Les dernières pluies qui se sont abattues sur la région ont vite fait d'augmenter le niveau des eaux de l'oued Ichikar, lequel se trouve en crue.
Cela aurait été banal si les choses en restaient là mais l’ennui c’est que ce cours d’eau, qui prend naissance des hauteurs de la localité d’Ath Hamdoune, située dans la commune d’Aghbalou (W. Bouira), provoque des dégâts surtout aux propriétés privées qui sont traversées par ce oued, lequel traverse la localité d’Ichikar Sud, située à la sortie Est de Tazmalt. En effet, les torrents, comme nous l’avons constaté mardi dernier, ont inondé des terres agricoles en emportant des pans entiers de terre. Les défluviations de ce cours d’eau donnent beaucoup de soucis aux propriétaires terriens, en ce sens qu’ils restent impuissants devant cette calamité qui touche à chaque crue leurs biens, notamment les oliviers qui demeurent toujours menacés d’être emportés par les eaux. Les courants creusent sous les oliviers en les dégarnissant, ce qui fait apparaître les racines. En d’autres termes, les torrents provoquent une érosion inéluctable en l’absence de digues qui pourraient empêcher cette catastrophe!
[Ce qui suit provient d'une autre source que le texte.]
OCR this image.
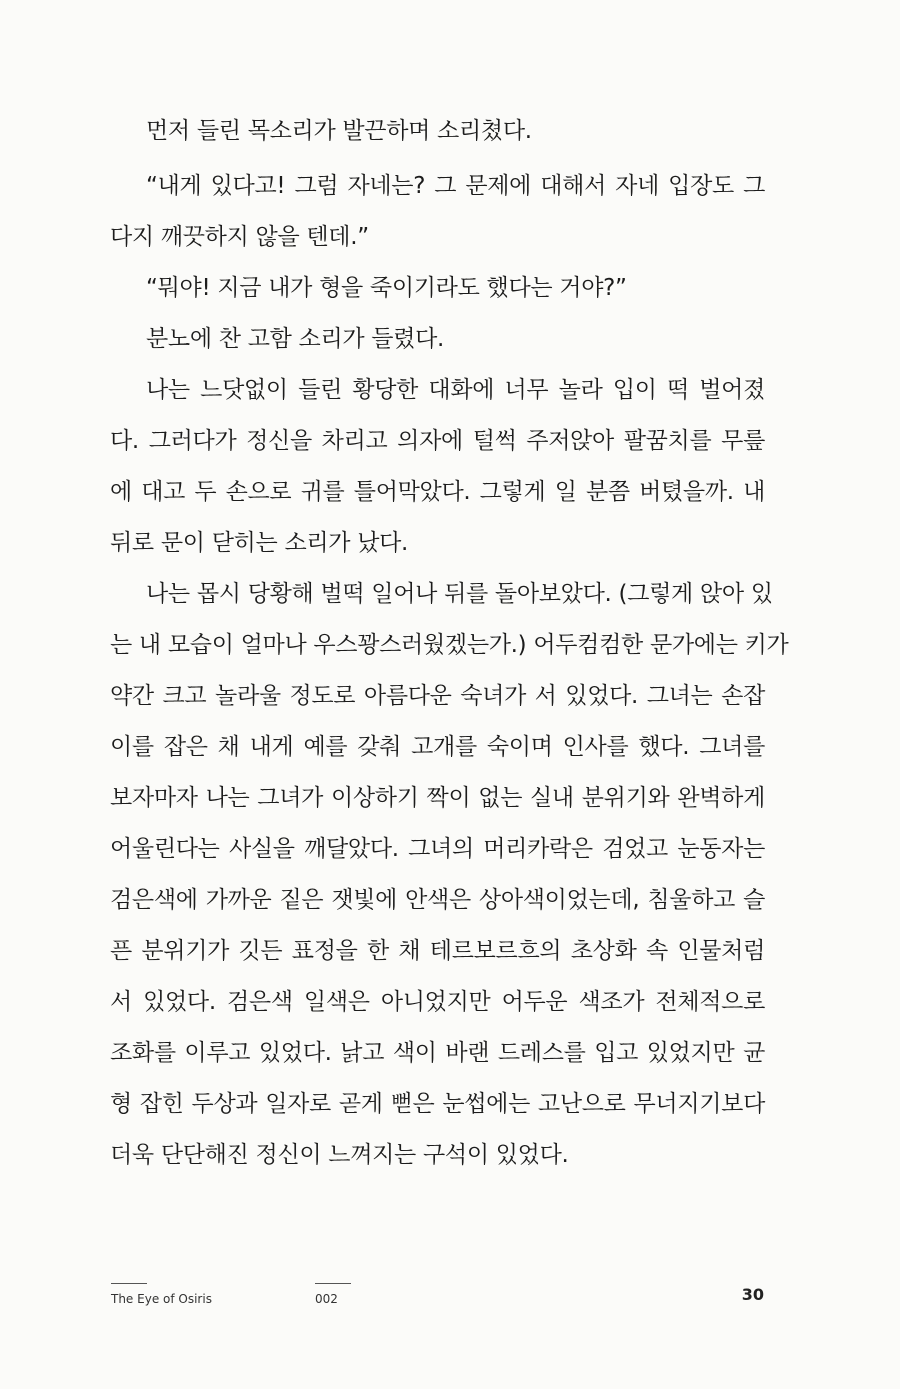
먼저 들린 목소리가 발끈하며 소리쳤다.
“내게 있다고! 그럼 자네는? 그 문제에 대해서 자네 입장도 그
다지 깨끗하지 않을 텐데.”
“뭐야! 지금 내가 형을 죽이기라도 했다는 거야?”
분노에 찬 고함 소리가 들렸다.
나는 느닷없이 들린 황당한 대화에 너무 놀라 입이 떡 벌어졌
다. 그러다가 정신을 차리고 의자에 털썩 주저앉아 팔꿈치를 무릎
에 대고 두 손으로 귀를 틀어막았다. 그렇게 일 분쯤 버텼을까. 내
뒤로 문이 닫히는 소리가 났다.
나는 몹시 당황해 벌떡 일어나 뒤를 돌아보았다. (그렇게 앉아 있
는 내 모습이 얼마나 우스꽝스러웠겠는가.) 어두컴컴한 문가에는 키가
약간 크고 놀라울 정도로 아름다운 숙녀가 서 있었다. 그녀는 손잡
이를 잡은 채 내게 예를 갖춰 고개를 숙이며 인사를 했다. 그녀를
보자마자 나는 그녀가 이상하기 짝이 없는 실내 분위기와 완벽하게
어울린다는 사실을 깨달았다. 그녀의 머리카락은 검었고 눈동자는
검은색에 가까운 짙은 잿빛에 안색은 상아색이었는데, 침울하고 슬
픈 분위기가 깃든 표정을 한 채 테르보르흐의 초상화 속 인물처럼
서 있었다. 검은색 일색은 아니었지만 어두운 색조가 전체적으로
조화를 이루고 있었다. 낡고 색이 바랜 드레스를 입고 있었지만 균
형 잡힌 두상과 일자로 곧게 뻗은 눈썹에는 고난으로 무너지기보다
더욱 단단해진 정신이 느껴지는 구석이 있었다.
The Eye of Osiris	002	30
Ne s’arrêtant pas là les eaux des crues de l’oued Ichikar, qui est l’un des affluents de l’oued Sahel, charrient des détritus en les éparpillant un peu partout le long des méandres ! Dans ce contexte désolant, les propriétaires des oliveraies restent en spectateurs, impuissants devant ce sempiternel problème. « Si seulement les pouvoirs publics pouvaient régler ce problème récurrent une bonne fois pour toute. Nous ne demandons pas l’impossible, mais juste des gabions ou tout autre solution pour empêcher les torrents d’envahir nos terres et d’emporter nos arbres fruitiers comme les oliviers, lesquels sont notre appoint de taille dans la vie », souhaite l’un des propriétaires.
Syphax Y.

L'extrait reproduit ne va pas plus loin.